Christmas memories can be complicated

When I think of Christmas, I think of starving.

Not just starving, of course. I’ve seen fifty-three Christmas seasons come and go, and so I have a varied collection of holiday memories knocking around my brain. For instance, my childhood Christmases were wondrous—huge piles of gifts, splendid trees, endless feasting. The Brownings excelled at Christmas excess, and no one enjoyed it more than I did. Becoming an adult took most of the shine off the holiday for me. What had been magical became a mostly pleasant obligation. There is not much wonder in shopping and cooking and managing contentious relatives.

But there was a time when Christmas wonder returned. I was in my early thirties. My marriage was decaying, and I had a job I thoroughly hated. I found life miserable, and without quite knowing what was happening to me, I began to soothe myself with hunger. Refusing food became my chief pleasure. This is something no one tells you about anorexia: it is a great pacifier. Hunger—deep, profound hunger—ripples through your body like good whiskey. It jolts and then quiets you.

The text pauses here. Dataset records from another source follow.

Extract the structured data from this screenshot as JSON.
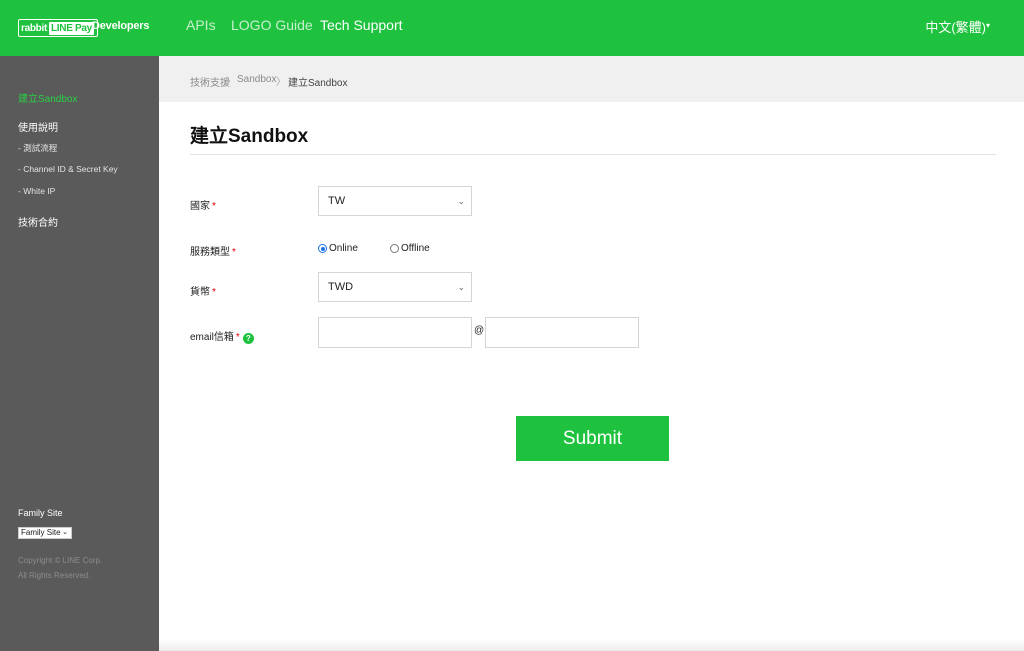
{
  "header": {
    "logo_part1": "rabbit",
    "logo_part2": "LINE Pay",
    "logo_suffix": "Developers",
    "nav": [
      "APIs",
      "LOGO Guide",
      "Tech Support"
    ],
    "language": "中文(繁體)",
    "language_caret": "▾"
  },
  "sidebar": {
    "items": [
      {
        "label": "建立Sandbox"
      },
      {
        "label": "使用說明"
      },
      {
        "label": "- 測試流程"
      },
      {
        "label": "- Channel ID & Secret Key"
      },
      {
        "label": "- White IP"
      },
      {
        "label": "技術合約"
      }
    ],
    "family_site_label": "Family Site",
    "family_site_select": "Family Site",
    "copyright_line1": "Copyright © LINE Corp.",
    "copyright_line2": "All Rights Reserved."
  },
  "breadcrumb": {
    "items": [
      "技術支援",
      "Sandbox",
      "建立Sandbox"
    ],
    "separator": "〉"
  },
  "main": {
    "title": "建立Sandbox",
    "form": {
      "country_label": "國家",
      "country_value": "TW",
      "service_type_label": "服務類型",
      "service_options": [
        "Online",
        "Offline"
      ],
      "service_selected": "Online",
      "currency_label": "貨幣",
      "currency_value": "TWD",
      "email_label": "email信箱",
      "help_icon_glyph": "?",
      "email_user": "",
      "email_domain": "",
      "at_sign": "@",
      "required_mark": "*"
    },
    "submit_label": "Submit"
  },
  "colors": {
    "brand_green": "#1fc23e",
    "sidebar_bg": "#5a5a5a",
    "required_red": "#e00000"
  }
}
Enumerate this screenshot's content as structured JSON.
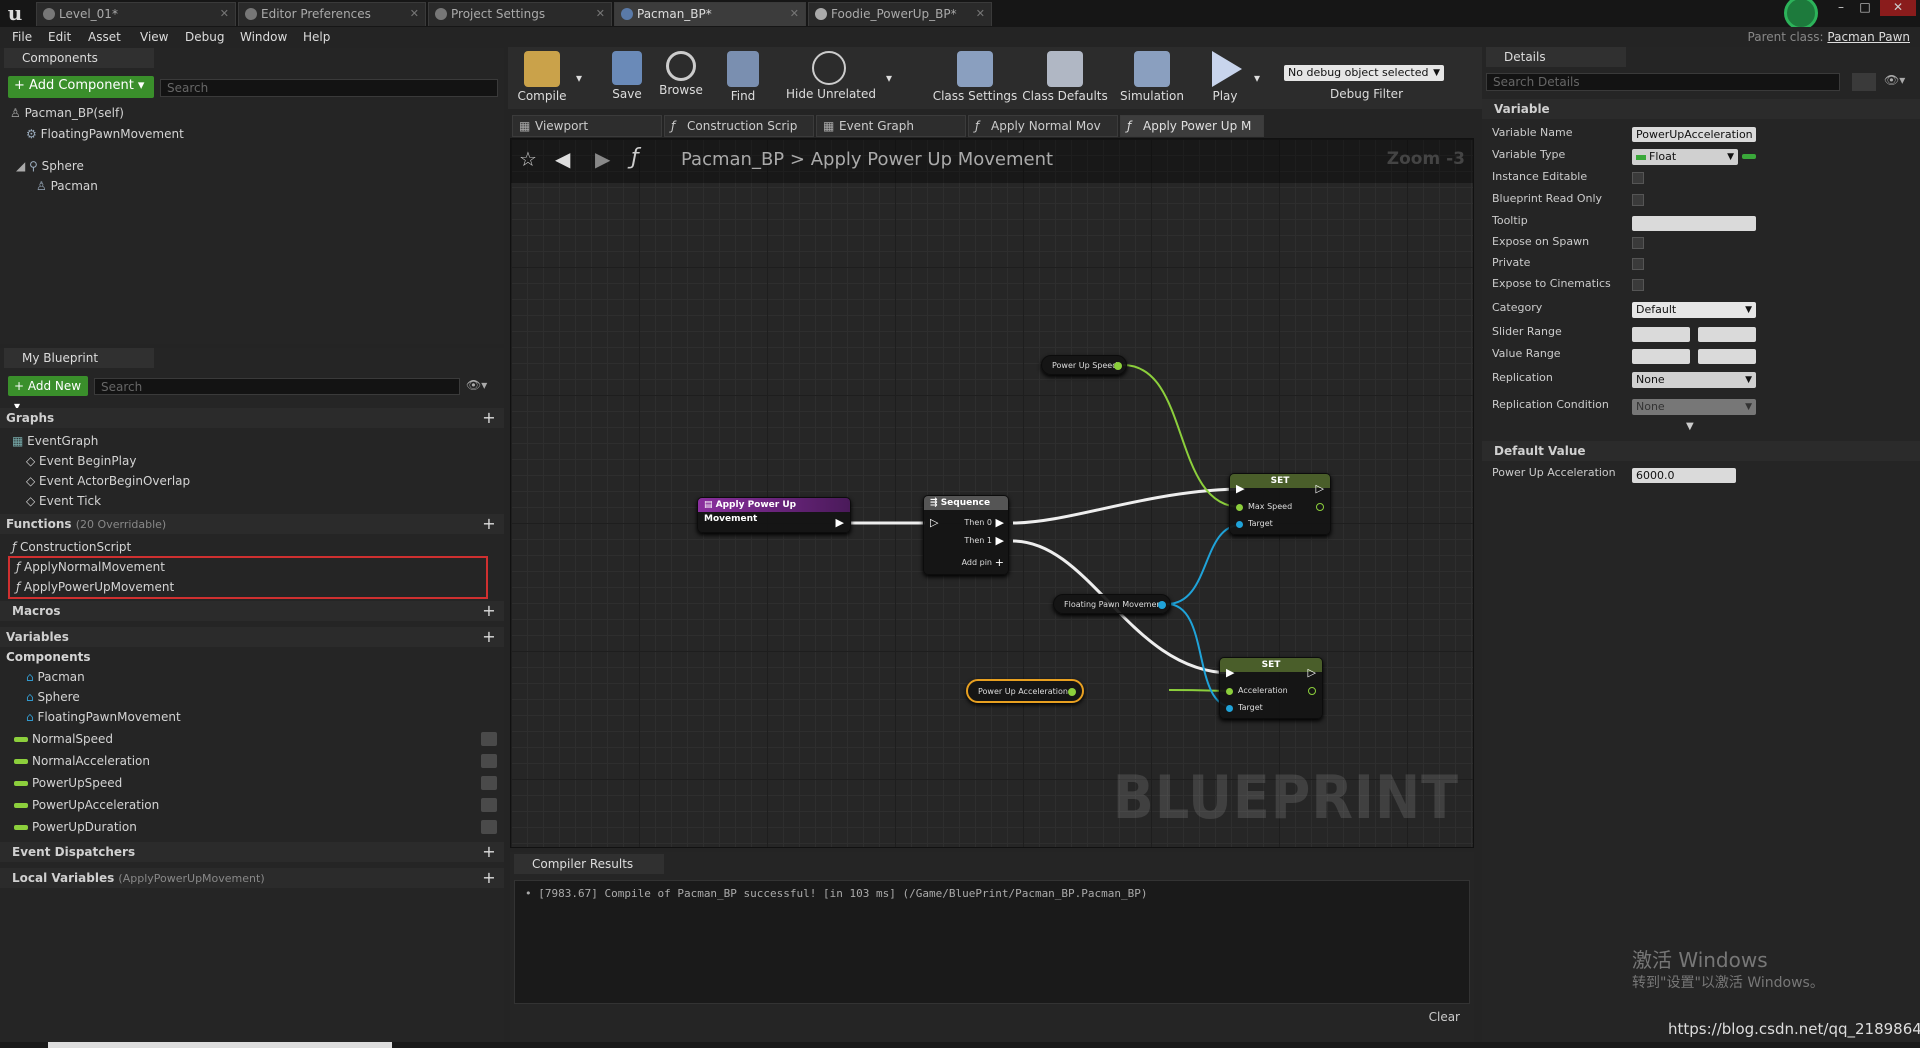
{
  "window": {
    "tabs": [
      {
        "label": "Level_01*",
        "active": false
      },
      {
        "label": "Editor Preferences",
        "active": false
      },
      {
        "label": "Project Settings",
        "active": false
      },
      {
        "label": "Pacman_BP*",
        "active": true
      },
      {
        "label": "Foodie_PowerUp_BP*",
        "active": false
      }
    ],
    "controls": [
      "–",
      "□",
      "✕"
    ]
  },
  "menubar": {
    "items": [
      "File",
      "Edit",
      "Asset",
      "View",
      "Debug",
      "Window",
      "Help"
    ],
    "parent_class_label": "Parent class:",
    "parent_class_value": "Pacman Pawn"
  },
  "components_panel": {
    "tab": "Components",
    "add_button": "+ Add Component ▾",
    "search_placeholder": "Search",
    "tree": [
      "Pacman_BP(self)",
      "FloatingPawnMovement",
      "Sphere",
      "Pacman"
    ]
  },
  "my_blueprint": {
    "tab": "My Blueprint",
    "add_button": "+ Add New ▾",
    "search_placeholder": "Search",
    "graphs_header": "Graphs",
    "graphs": [
      "EventGraph",
      "Event BeginPlay",
      "Event ActorBeginOverlap",
      "Event Tick"
    ],
    "functions_header": "Functions",
    "functions_note": "(20 Overridable)",
    "functions": [
      "ConstructionScript",
      "ApplyNormalMovement",
      "ApplyPowerUpMovement"
    ],
    "macros_header": "Macros",
    "variables_header": "Variables",
    "components_header": "Components",
    "component_vars": [
      "Pacman",
      "Sphere",
      "FloatingPawnMovement"
    ],
    "variables": [
      "NormalSpeed",
      "NormalAcceleration",
      "PowerUpSpeed",
      "PowerUpAcceleration",
      "PowerUpDuration"
    ],
    "dispatchers_header": "Event Dispatchers",
    "local_vars_header": "Local Variables",
    "local_vars_note": "(ApplyPowerUpMovement)"
  },
  "toolbar": {
    "buttons": [
      "Compile",
      "Save",
      "Browse",
      "Find",
      "Hide Unrelated",
      "Class Settings",
      "Class Defaults",
      "Simulation",
      "Play"
    ],
    "debug_select": "No debug object selected",
    "debug_filter": "Debug Filter"
  },
  "graph_tabs": [
    "Viewport",
    "Construction Scrip",
    "Event Graph",
    "Apply Normal Mov",
    "Apply Power Up M"
  ],
  "graph": {
    "breadcrumb_root": "Pacman_BP",
    "breadcrumb_sep": ">",
    "breadcrumb_current": "Apply Power Up Movement",
    "zoom": "Zoom -3",
    "watermark": "BLUEPRINT",
    "nodes": {
      "entry": "Apply Power Up Movement",
      "sequence": "Sequence",
      "then0": "Then 0",
      "then1": "Then 1",
      "add_pin": "Add pin",
      "power_up_speed": "Power Up Speed",
      "set1_title": "SET",
      "max_speed": "Max Speed",
      "target1": "Target",
      "floating_pawn": "Floating Pawn Movement",
      "set2_title": "SET",
      "acceleration": "Acceleration",
      "target2": "Target",
      "power_up_accel": "Power Up Acceleration"
    },
    "colors": {
      "exec": "#ffffff",
      "float": "#8ccf3c",
      "object": "#1fa3d9",
      "function_header": "#6a2a7a"
    }
  },
  "compiler": {
    "tab": "Compiler Results",
    "message": "[7983.67] Compile of Pacman_BP successful! [in 103 ms] (/Game/BluePrint/Pacman_BP.Pacman_BP)",
    "clear": "Clear"
  },
  "details": {
    "tab": "Details",
    "search_placeholder": "Search Details",
    "variable_header": "Variable",
    "rows": {
      "variable_name_label": "Variable Name",
      "variable_name_value": "PowerUpAcceleration",
      "variable_type_label": "Variable Type",
      "variable_type_value": "Float",
      "instance_editable": "Instance Editable",
      "read_only": "Blueprint Read Only",
      "tooltip": "Tooltip",
      "expose_spawn": "Expose on Spawn",
      "private": "Private",
      "expose_cinematics": "Expose to Cinematics",
      "category_label": "Category",
      "category_value": "Default",
      "slider_range": "Slider Range",
      "value_range": "Value Range",
      "replication_label": "Replication",
      "replication_value": "None",
      "replication_cond_label": "Replication Condition",
      "replication_cond_value": "None"
    },
    "default_header": "Default Value",
    "default_label": "Power Up Acceleration",
    "default_value": "6000.0"
  },
  "overlay": {
    "activate_line1": "激活 Windows",
    "activate_line2": "转到\"设置\"以激活 Windows。",
    "url": "https://blog.csdn.net/qq_21898647"
  }
}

But hunger doesn’t last. The body stops crying out for what it never gets and soon turns on itself, consumes itself. Muscles waste away. Joints stiffen. Weakness and pain are continual. This is starvation. I was starving, and doctors told me I could die, but I was helpless to stop it. And I didn’t want to stop it because the physical misery was accompanied by a heightening of my senses that was exquisite, intense. Sights, smells, and sounds more vivid than I any had ever known washed over me all the time. I was having the best high ever. This is another thing no one tells you about anorexia: it is ecstasy.

And that’s where Christmas comes in. I was living in Chicago then, home in those days of the grand old Marshall Field’s department store. When the holidays rolled around, the store devoted an entire floor to spectacular Christmas displays. I will never forget the first time I stumbled up there in my skeletal state. The colors and the lights overwhelmed me. I stood before a tree decorated in purple and gold, and it was as if I had been given the gift of sight for the first time, so powerful was the effect. Every sad, mundane thing in my life fell away, just for that moment.

I am two decades past those days now. I’m happily single and I am well—not starving, not fighting the desire to starve. Life is sane and manageable. Christmas doesn’t mean much at all to me. But sometimes I think of that woman who marveled, awestruck, at the department store tree, and I miss her.